Seit längerem ist zu beobachten, dass Stories eine wichtige Rolle im Marketing spielen. Deshalb ist Storytelling zu einer neuen Disziplin im Marketing geworden. Unter der Überschrift Content Marketing (siehe dazu auch unsere empirische Studie Riekhof/Jacobi) wird der kommunikativen Auseinandersetzung mit dem Kunden über Inhalte inzwischen breiter Raum gewidmet.

Wenn sich jetzt ein Ökonom und Nobelpreis-Träger wie Robert Shiller dem Themenbereich der Narrative Economics zuwendet, dann darf man also gespannt sein. Shiller untersucht, wie Narrative wie etwa „Great Depression“, „Bitcoins“, „technologiebedingte Arbeitslosigkeit“, „Gold-Standard“, „American Dream“ oder „Künstliche Intelligenz“ ganz reale Auswirkungen auf ökonomisches Verhalten haben. Shiller treibt unter anderem die Sorge um, dass offensichtlich falsche Narrative verheerende reale Konsequenzen haben können. Gerade die Great Depression betrachtet er im Detail und sieht einen großen Einfluss der Narrative auf die tatsächliche Wirtschaftsentwicklung.

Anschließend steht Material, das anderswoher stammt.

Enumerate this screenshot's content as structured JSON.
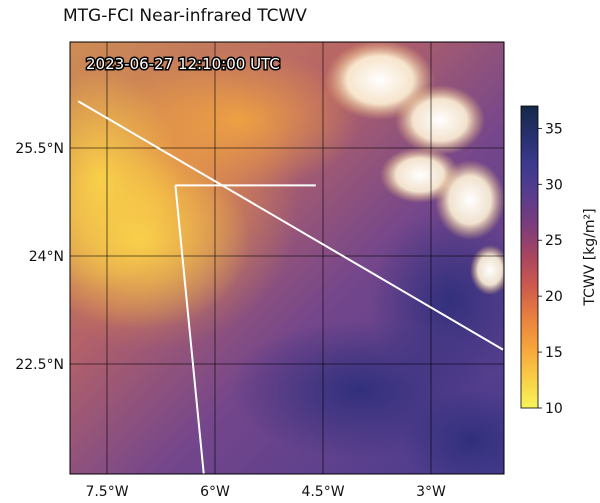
{
  "title": "MTG-FCI Near-infrared TCWV",
  "timestamp": "2023-06-27 12:10:00 UTC",
  "map": {
    "lon_ticks": [
      {
        "value": -7.5,
        "label": "7.5°W"
      },
      {
        "value": -6.0,
        "label": "6°W"
      },
      {
        "value": -4.5,
        "label": "4.5°W"
      },
      {
        "value": -3.0,
        "label": "3°W"
      }
    ],
    "lat_ticks": [
      {
        "value": 25.5,
        "label": "25.5°N"
      },
      {
        "value": 24.0,
        "label": "24°N"
      },
      {
        "value": 22.5,
        "label": "22.5°N"
      }
    ],
    "border_lines": [
      [
        [
          -7.9,
          26.15
        ],
        [
          -2.0,
          22.7
        ]
      ],
      [
        [
          -6.55,
          24.98
        ],
        [
          -4.6,
          24.98
        ]
      ],
      [
        [
          -6.55,
          24.98
        ],
        [
          -6.1,
          20.4
        ]
      ]
    ]
  },
  "colorbar": {
    "label": "TCWV [kg/m²]",
    "min": 10,
    "max": 37,
    "ticks": [
      10,
      15,
      20,
      25,
      30,
      35
    ],
    "colors": [
      "#f7f55a",
      "#f9cd45",
      "#f7a43c",
      "#e8803f",
      "#cf5a4d",
      "#a84660",
      "#7e3c7a",
      "#5a3c8c",
      "#3d3a8f",
      "#28306f",
      "#152848"
    ]
  }
}
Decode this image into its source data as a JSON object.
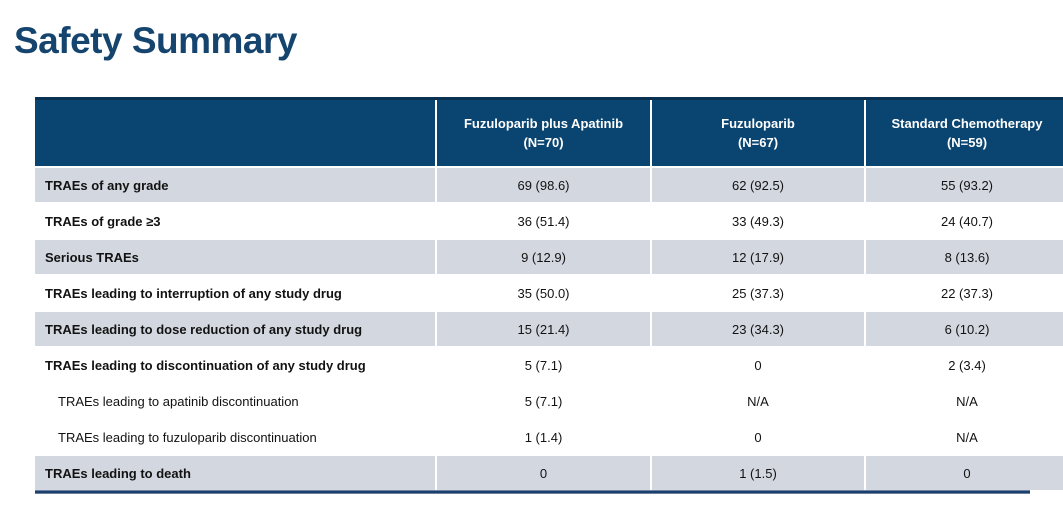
{
  "page": {
    "title": "Safety Summary"
  },
  "colors": {
    "title_text": "#15456F",
    "header_bg": "#0A4470",
    "header_text": "#FFFFFF",
    "shaded_row_bg": "#D3D7DF",
    "body_text": "#121212",
    "table_top_border": "#0B3152",
    "table_bottom_border": "#1D3F6E",
    "separator": "#FFFFFF"
  },
  "table": {
    "columns": [
      {
        "name": "",
        "n": ""
      },
      {
        "name": "Fuzuloparib plus Apatinib",
        "n": "(N=70)"
      },
      {
        "name": "Fuzuloparib",
        "n": "(N=67)"
      },
      {
        "name": "Standard Chemotherapy",
        "n": "(N=59)"
      }
    ],
    "rows": [
      {
        "label": "TRAEs of any grade",
        "values": [
          "69 (98.6)",
          "62 (92.5)",
          "55 (93.2)"
        ],
        "indent": false,
        "shaded": true
      },
      {
        "label": "TRAEs of grade ≥3",
        "values": [
          "36 (51.4)",
          "33 (49.3)",
          "24 (40.7)"
        ],
        "indent": false,
        "shaded": false
      },
      {
        "label": "Serious TRAEs",
        "values": [
          "9 (12.9)",
          "12 (17.9)",
          "8 (13.6)"
        ],
        "indent": false,
        "shaded": true
      },
      {
        "label": "TRAEs leading to interruption of any study drug",
        "values": [
          "35 (50.0)",
          "25 (37.3)",
          "22 (37.3)"
        ],
        "indent": false,
        "shaded": false
      },
      {
        "label": "TRAEs leading to dose reduction of any study drug",
        "values": [
          "15 (21.4)",
          "23 (34.3)",
          "6 (10.2)"
        ],
        "indent": false,
        "shaded": true
      },
      {
        "label": "TRAEs leading to discontinuation of any study drug",
        "values": [
          "5 (7.1)",
          "0",
          "2 (3.4)"
        ],
        "indent": false,
        "shaded": false
      },
      {
        "label": "TRAEs leading to apatinib discontinuation",
        "values": [
          "5 (7.1)",
          "N/A",
          "N/A"
        ],
        "indent": true,
        "shaded": false
      },
      {
        "label": "TRAEs leading to fuzuloparib discontinuation",
        "values": [
          "1 (1.4)",
          "0",
          "N/A"
        ],
        "indent": true,
        "shaded": false
      },
      {
        "label": "TRAEs leading to death",
        "values": [
          "0",
          "1 (1.5)",
          "0"
        ],
        "indent": false,
        "shaded": true
      }
    ]
  }
}
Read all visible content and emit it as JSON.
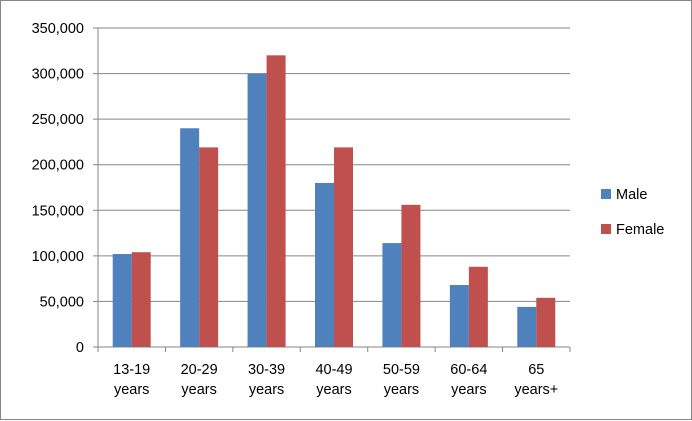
{
  "chart_data": {
    "type": "bar",
    "title": "",
    "xlabel": "",
    "ylabel": "",
    "ylim": [
      0,
      350000
    ],
    "y_ticks": [
      0,
      50000,
      100000,
      150000,
      200000,
      250000,
      300000,
      350000
    ],
    "y_tick_labels": [
      "0",
      "50,000",
      "100,000",
      "150,000",
      "200,000",
      "250,000",
      "300,000",
      "350,000"
    ],
    "categories": [
      [
        "13-19",
        "years"
      ],
      [
        "20-29",
        "years"
      ],
      [
        "30-39",
        "years"
      ],
      [
        "40-49",
        "years"
      ],
      [
        "50-59",
        "years"
      ],
      [
        "60-64",
        "years"
      ],
      [
        "65",
        "years+"
      ]
    ],
    "series": [
      {
        "name": "Male",
        "color": "#4F81BD",
        "values": [
          102000,
          240000,
          300000,
          180000,
          114000,
          68000,
          44000
        ]
      },
      {
        "name": "Female",
        "color": "#C0504D",
        "values": [
          104000,
          219000,
          320000,
          219000,
          156000,
          88000,
          54000
        ]
      }
    ],
    "grid": true,
    "legend_position": "right"
  }
}
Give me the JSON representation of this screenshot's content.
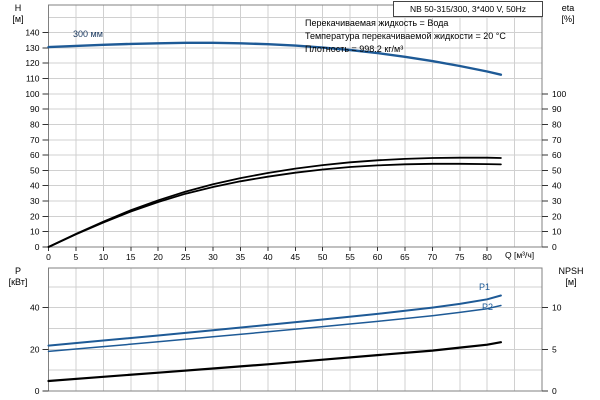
{
  "header": {
    "title_box": "NB 50-315/300, 3*400 V, 50Hz"
  },
  "info_lines": [
    "Перекачиваемая жидкость = Вода",
    "Температура перекачиваемой жидкости = 20 °C",
    "Плотность = 998.2 кг/м³"
  ],
  "colors": {
    "curve_blue": "#1e5a96",
    "curve_black": "#000000",
    "grid": "#d0d0d0",
    "frame": "#808080",
    "impeller_label": "#17365d"
  },
  "chart_data": [
    {
      "id": "top",
      "type": "line",
      "x_axis": {
        "label": "Q [м³/ч]",
        "min": 0,
        "max": 90,
        "grid_step": 5,
        "show_labels": true,
        "ticks": [
          0,
          5,
          10,
          15,
          20,
          25,
          30,
          35,
          40,
          45,
          50,
          55,
          60,
          65,
          70,
          75,
          80
        ]
      },
      "left_axis": {
        "title_lines": [
          "H",
          "[м]"
        ],
        "min": 0,
        "max": 158,
        "ticks": [
          0,
          10,
          20,
          30,
          40,
          50,
          60,
          70,
          80,
          90,
          100,
          110,
          120,
          130,
          140
        ],
        "grid": [
          10,
          20,
          30,
          40,
          50,
          60,
          70,
          80,
          90,
          100,
          110,
          120,
          130,
          140,
          150
        ]
      },
      "right_axis": {
        "title_lines": [
          "eta",
          "[%]"
        ],
        "min": 0,
        "max": 158,
        "ticks": [
          0,
          10,
          20,
          30,
          40,
          50,
          60,
          70,
          80,
          90,
          100
        ]
      },
      "series": [
        {
          "id": "head-curve",
          "name": "300 мм",
          "axis": "left",
          "color": "#1e5a96",
          "width": 2.4,
          "points": [
            [
              0,
              130.5
            ],
            [
              5,
              131.3
            ],
            [
              10,
              132.0
            ],
            [
              15,
              132.6
            ],
            [
              20,
              133.0
            ],
            [
              25,
              133.3
            ],
            [
              30,
              133.3
            ],
            [
              35,
              133.0
            ],
            [
              40,
              132.4
            ],
            [
              45,
              131.5
            ],
            [
              50,
              130.2
            ],
            [
              55,
              128.6
            ],
            [
              60,
              126.6
            ],
            [
              65,
              124.2
            ],
            [
              70,
              121.4
            ],
            [
              75,
              118.2
            ],
            [
              80,
              114.6
            ],
            [
              82.5,
              112.5
            ]
          ]
        },
        {
          "id": "eta-pump-curve",
          "name": "",
          "axis": "right",
          "color": "#000000",
          "width": 1.8,
          "points": [
            [
              0,
              0
            ],
            [
              5,
              8.5
            ],
            [
              10,
              16.5
            ],
            [
              15,
              24.0
            ],
            [
              20,
              30.5
            ],
            [
              25,
              36.2
            ],
            [
              30,
              41.0
            ],
            [
              35,
              45.0
            ],
            [
              40,
              48.3
            ],
            [
              45,
              51.2
            ],
            [
              50,
              53.5
            ],
            [
              55,
              55.3
            ],
            [
              60,
              56.6
            ],
            [
              65,
              57.5
            ],
            [
              70,
              58.1
            ],
            [
              75,
              58.3
            ],
            [
              80,
              58.3
            ],
            [
              82.5,
              58.1
            ]
          ]
        },
        {
          "id": "eta-total-curve",
          "name": "",
          "axis": "right",
          "color": "#000000",
          "width": 1.8,
          "points": [
            [
              0,
              0
            ],
            [
              5,
              8.3
            ],
            [
              10,
              16.0
            ],
            [
              15,
              23.2
            ],
            [
              20,
              29.4
            ],
            [
              25,
              34.8
            ],
            [
              30,
              39.2
            ],
            [
              35,
              42.9
            ],
            [
              40,
              45.9
            ],
            [
              45,
              48.5
            ],
            [
              50,
              50.6
            ],
            [
              55,
              52.2
            ],
            [
              60,
              53.3
            ],
            [
              65,
              54.0
            ],
            [
              70,
              54.3
            ],
            [
              75,
              54.3
            ],
            [
              80,
              54.1
            ],
            [
              82.5,
              53.9
            ]
          ]
        }
      ]
    },
    {
      "id": "bottom",
      "type": "line",
      "x_axis": {
        "label": "",
        "min": 0,
        "max": 90,
        "grid_step": 5,
        "show_labels": false,
        "ticks": []
      },
      "left_axis": {
        "title_lines": [
          "P",
          "[кВт]"
        ],
        "min": 0,
        "max": 59,
        "ticks": [
          0,
          20,
          40
        ],
        "grid": [
          10,
          20,
          30,
          40,
          50
        ]
      },
      "right_axis": {
        "title_lines": [
          "NPSH",
          "[м]"
        ],
        "min": 0,
        "max": 14.75,
        "ticks": [
          0,
          5,
          10
        ]
      },
      "series": [
        {
          "id": "p1-curve",
          "name": "P1",
          "axis": "left",
          "color": "#1e5a96",
          "width": 2.0,
          "points": [
            [
              0,
              21.8
            ],
            [
              10,
              24.2
            ],
            [
              20,
              26.6
            ],
            [
              30,
              29.1
            ],
            [
              40,
              31.7
            ],
            [
              50,
              34.3
            ],
            [
              60,
              37.0
            ],
            [
              70,
              40.0
            ],
            [
              75,
              41.8
            ],
            [
              80,
              44.0
            ],
            [
              82.5,
              45.8
            ]
          ]
        },
        {
          "id": "p2-curve",
          "name": "P2",
          "axis": "left",
          "color": "#1e5a96",
          "width": 1.5,
          "points": [
            [
              0,
              19.0
            ],
            [
              10,
              21.3
            ],
            [
              20,
              23.6
            ],
            [
              30,
              26.0
            ],
            [
              40,
              28.4
            ],
            [
              50,
              30.9
            ],
            [
              60,
              33.4
            ],
            [
              70,
              36.1
            ],
            [
              75,
              37.7
            ],
            [
              80,
              39.5
            ],
            [
              82.5,
              41.0
            ]
          ]
        },
        {
          "id": "npsh-curve",
          "name": "",
          "axis": "right",
          "color": "#000000",
          "width": 2.2,
          "points": [
            [
              0,
              1.2
            ],
            [
              10,
              1.7
            ],
            [
              20,
              2.2
            ],
            [
              30,
              2.7
            ],
            [
              40,
              3.2
            ],
            [
              50,
              3.75
            ],
            [
              60,
              4.3
            ],
            [
              70,
              4.85
            ],
            [
              75,
              5.2
            ],
            [
              80,
              5.55
            ],
            [
              82.5,
              5.85
            ]
          ]
        }
      ]
    }
  ]
}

Stories beeinflussen reales Marktverhalten

Das ist natürlich revolutionär: Geschichten beeinflussen reales Marktverhalten – nicht nur Angebot und Nachfrage. Das ist eine letztlich notwendige Erweiterung ökonomischer Erklärungs-Muster, die Shiller da anbietet. Möglich wird sie unter anderem auch deshalb, weil es entsprechende digitale Suchmöglichkeiten gibt, die die Verbreitung der Narrative in den Medien aufzeichnen bzw. nachverfolgbar machen.

So gibt es das Portal ProQuest News & Newspapers sowie die Google Funktion Ngram, auf die Shiller zu Analyse-Zwecken zurückgreift. Das ist eine neue analytische Dimension, auch wenn es schwierig bleibt, aus den Daten strenge Kausalitäten abzuleiten.

Narrative Economics bedeutet insofern eine neue Ausrichtung der ökonomischen Theorie. Wir stehen allerdings erst am Beginn. Shiller geht bei vielen historischen Narrativen ins Detail. Zu manchen aktuelleren Narrativen hätte man sich eine eingehende Betrachtung gewünscht, wie zum Beispiel den Narrativen vom „Ende des Wachstums“, von der „Überbevölkerung der Erde“, vom „Ende der Arbeit“, vom „Ende des Eigentums“, von „systemrelevanten Banken“ oder von „Schattenbanken“.

Vielleicht fallen die Ideen der Narrative Economics in der Ökonomie ja auf fruchtbaren Boden, und wir bekommen umfassende Analysen auch zu den gerade genannten Narrativen. Es könnte sich als sehr hilfreich herausstellen, wenn es auf diesem Wege gelingt, Mythen zu entzaubern.